Bénéficiant du soutien du seigneur de Ravenne, Dante y meurt le 14 septembre 1321 de fièvres paludéennes, au retour d’une mission à Venise. 

En 1310, il avait placé tous ses espoirs dans la campagne d’Italie de l’empereur Henri VII de Luxembourg qu’il croyait (à tort) capable de pacifier et d’unifier l’Italie morcelée et meurtrie par des guerres fratricides. Sans doute il voyait aussi en lui le prototype du Monarque capable d’ériger une sorte de gouvernement mondial (La Monarchia). 

«Pour supprimer les guerres et leurs causes, il convient nécessairement que toute la terre, et tout ce qu’il est donné de posséder à la race humaine, soit une Monarchie, c’est-à-dire une seule principauté ayant un seul prince. Et que celui-ci, possédant tout et ne pouvant davantage désirer, maintienne contents les rois dans les limites de leurs royaumes, en sorte qu’entre eux règne la paix, en quoi les cités se reposent (…); de sorte qu’étant satisfait, l’homme vive dans la félicité: chose pour laquelle il est né.» 

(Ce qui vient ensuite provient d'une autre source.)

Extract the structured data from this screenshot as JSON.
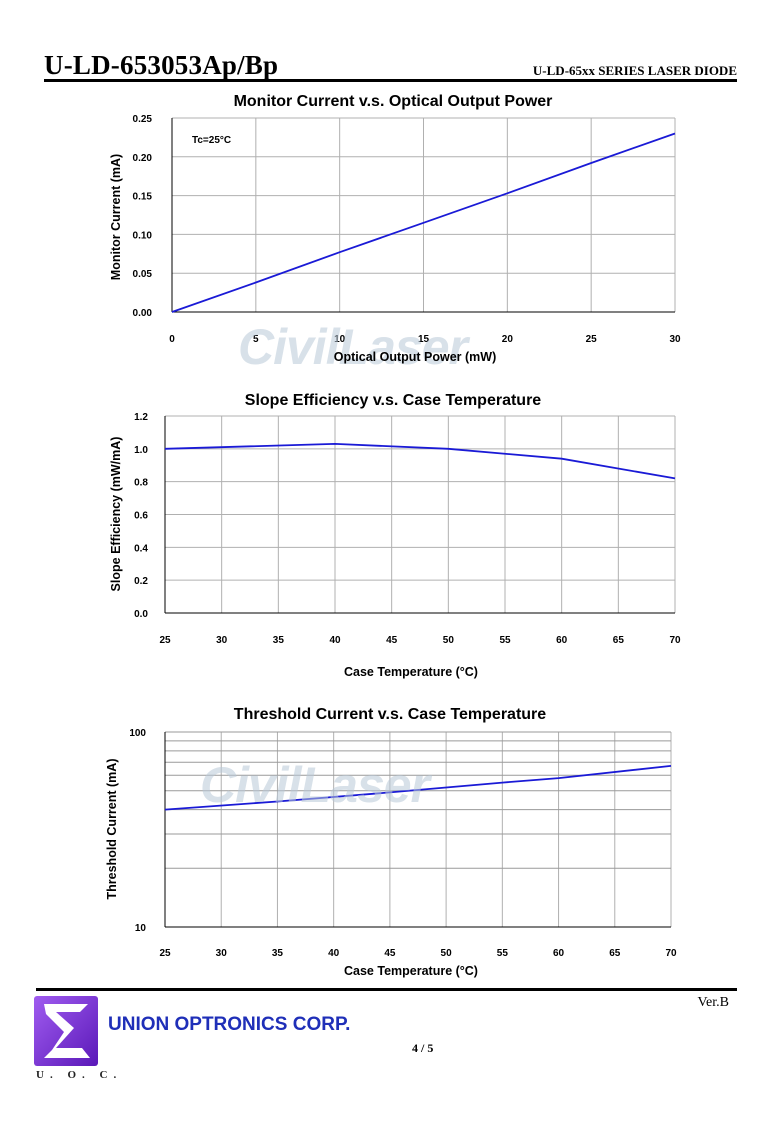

(Il Convivio, L. IV, Ch. IV) 

Ces idées novatrices sur la nécessité de l’organisation planétaire de l’humanité sont formulées, pour l’essentiel, dans Le Banquet (livre IV) et La Monarchie (livre I). Ces œuvres ont aussi comme particularité d’avoir été écrites en italien, langue considérée comme ‘vulgaire’ à l’époque, mais aussi langue de vulgarisation par excellence. 

Dans La Monarchie, l’explication de trois objectifs surtout témoignent de la lucidité et du courage de leur auteur : 

1) la paix universelle comme objectif de l’humanité, considérée comme une entité. Notons que l’auteur se réfère non pas au monde « christianisé » mais à la «race humaine» en tant que telle; 

2) le moyen pour y arriver: une autorité politique universelle coiffant les cités, les royaumes et les empires et se dotant des règles communes indispensables pour contrecarrer la prolifération des disputes militaires locales et régionales insolubles; 

3) droit de légiférer à différents niveaux (cité, royaume, empire, monarchie): même le Monarque qui représente l’autorité universelle ne doit pas disposer du droit exclusif de légiférer. 

Avec ces seuls principes, Dante a posé il y a 700 ans les fondements du droit universel et de la subsidiarité. Il a fallu attendre des siècles pour que d’autres penseurs évoquent et décrivent des principes politiques d’une telle portée  universelle. 

«De plus, l’humanité entière est un tout par rapport à certaines parties, et une certaine partie par rapport à un tout. Elle est en effet un tout par rapport aux royaumes particuliers et aux peuples (…), mais elle n’est qu’une certaine partie par rapport à l’univers entier.  (…) Ce n’est que lorsqu’il est soumis au Monarque que le genre humain existe pour lui et non pas pour autrui: alors seulement on redresse les formes faussées de gouvernement [où l’homme bon est un mauvais citoyen].»